The Devil All The Time (2020, dir. Antonio Campos)

An Ohio family is linked in different ways with a series of tragedies and crimes. Splendid adaptation of the Donald Ray Pollock novel; a brooding back country gothic noir meditating on faith and violence. Not for everyone, but there’s strong work from all concerned here. Recommended.

Here’s the trailer.

Jaws (1975, dir. Steven Spielberg)

A coastal resort is threatened by a predatory great white shark. Peerless proto-blockbuster and inventor of the summer event movie, Jaws retains its ability to thrill and impress. Character, action, location shooting, direction and a semi-improvised approach to dialogue are counterpointed by a terrific score. Sequels of diminishing quality followed.

Here’s the trailer.

Aliens vs. Predator: Requiem [AKA AVPR: Aliens vs Predator 2 – Requiem] (2007, dir. The Brothers Strause)
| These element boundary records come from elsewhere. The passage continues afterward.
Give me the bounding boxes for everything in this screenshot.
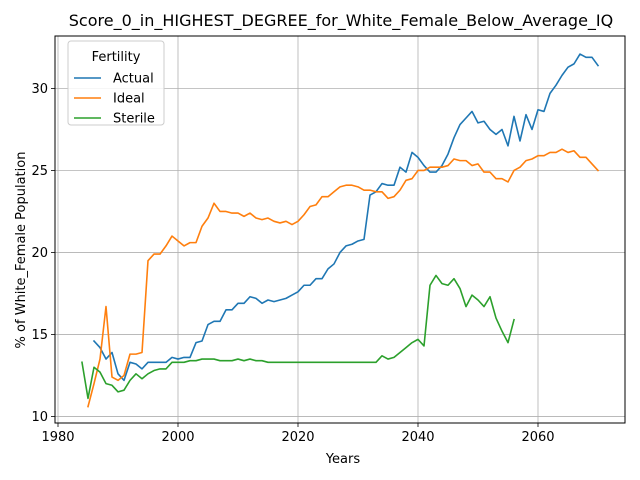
legend-label-actual: Actual [113,72,154,87]
legend-title: Fertility [92,50,141,65]
legend: Fertility Actual Ideal Sterile [67,40,165,127]
x-tick-label: 1980 [41,430,74,445]
y-tick-label: 30 [31,82,48,97]
axes-frame [54,35,626,424]
legend-label-sterile: Sterile [113,112,155,127]
y-axis-label: % of White_Female Population [14,152,29,349]
series-line-actual [92,53,600,382]
x-tick-label: 2040 [401,430,434,445]
x-axis-label: Years [325,452,361,467]
y-tick-label: 25 [31,164,48,179]
x-axis-ticks: 1980 2000 2020 2040 2060 [41,423,555,445]
x-tick-label: 2020 [281,430,314,445]
chart-title: Score_0_in_HIGHEST_DEGREE_for_White_Fema… [69,11,614,31]
y-tick-label: 20 [31,246,48,261]
series-line-ideal [87,148,600,408]
series-line-sterile [81,274,515,400]
y-tick-label: 15 [31,328,48,343]
legend-box [67,40,165,126]
grid-lines [55,36,625,423]
plot-series [81,53,600,408]
legend-label-ideal: Ideal [113,92,145,107]
x-tick-label: 2000 [161,430,194,445]
x-tick-label: 2060 [521,430,554,445]
y-tick-label: 10 [31,410,48,425]
y-axis-ticks: 10 15 20 25 30 [31,82,55,425]
legend-items: Actual Ideal Sterile [74,72,155,127]
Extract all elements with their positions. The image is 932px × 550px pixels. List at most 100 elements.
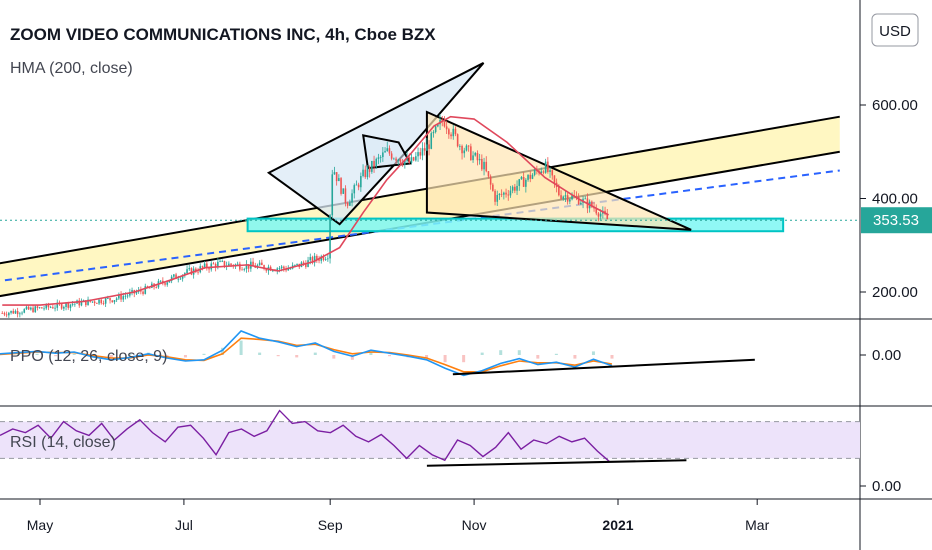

A Predator attempts to clear an alien infestation of a Colorado town. Banal direct sequel to Alien vs. Predator, oddly combining high-school slasher tropes with full-on monster mayhem. Dumb, visually murky and nigh plotless, though a couple of transgressive ideas lurk. A franchise low.

Here’s the trailer.

Alien vs. Predator [AKA AvP: Alien vs. Predator] (2004, dir. Paul WS Anderson)

A mysterious Antarctic pyramid structure is linked to ancient alien hunting rites. Comic book-style franchise mashup with the focus on action and startling images rather than on SF horror. Not for purists, but well-resourced entertainment nevertheless with a stirring lead and great casting in depth.

Here’s the trailer.

Don’t Let Go (2019, dir. Jacob Aaron Estes)

A detective races to save the life again of his niece, who is contacting him through time from before her recent murder. Odd timeslip procedural (a cousin to Deja Vu) that succeeds if you go with its premise. Excellent performances and committed direction help no end.

Here’s the trailer.

#Alive [AKA #Saraitda] (2020, dir. Cho-Il Hyung)

A gamer teen is stranded in their high-rise apartment during a zombie outbreak. Clever, effective z-movie, adept at finding new ways to explore the sub-genre’s possibilities, and with some telling points to make about technology in everyday life. No game-changer, but offers definite evidence of afterlife in the undead.

Here’s the trailer:

James vs. His Future Self (2019, dir. Jeremy LaLonde)

A socially-awkward physicist is visited by a future version of himself. Smart little romantic comedy with SF elements. Crucially, it doesn’t overplay the time travel elements, but uses them to tell a straightforward but charming story. Recommended.

Here’s the trailer:

The Babysitter: Killer Queen (2020, dir. McG [Joseph McGinty])

Two years after the traumatic events of the first film, Judah finds himself still struggling to be believed. Zippy sequel that expands on, rather than rehashes, its predecessor (which it’d be useful to see immediately prior). More gore slapstick than horror flick, this is a fun and pleasantly inconsequential ride.

Here’s the trailer.

Corporate Animals (2019, dir. Patrick Brice)

A team-building weekend goes awry when colleagues are trapped in a cave. Poor entry in the office politics horror-comedy sub-genre, with a decent cast struggling with under-powered scripting, direction, and lighting choices. There’s nice Gary Sinise and Britney Spears running gags, but that’s about it.

Here’s the trailer.

Horror Noire: A History of Black Horror (2019, dir. Xavier Burgin)

An overview of black representation and industry participation in (mostly) US horror films. An excellent documentary, clear and straightforward, but with some weight to its ideas as well as being accessible to wider audiences. Plenty of clips, plus interviews with genre figures and academics. Recommended.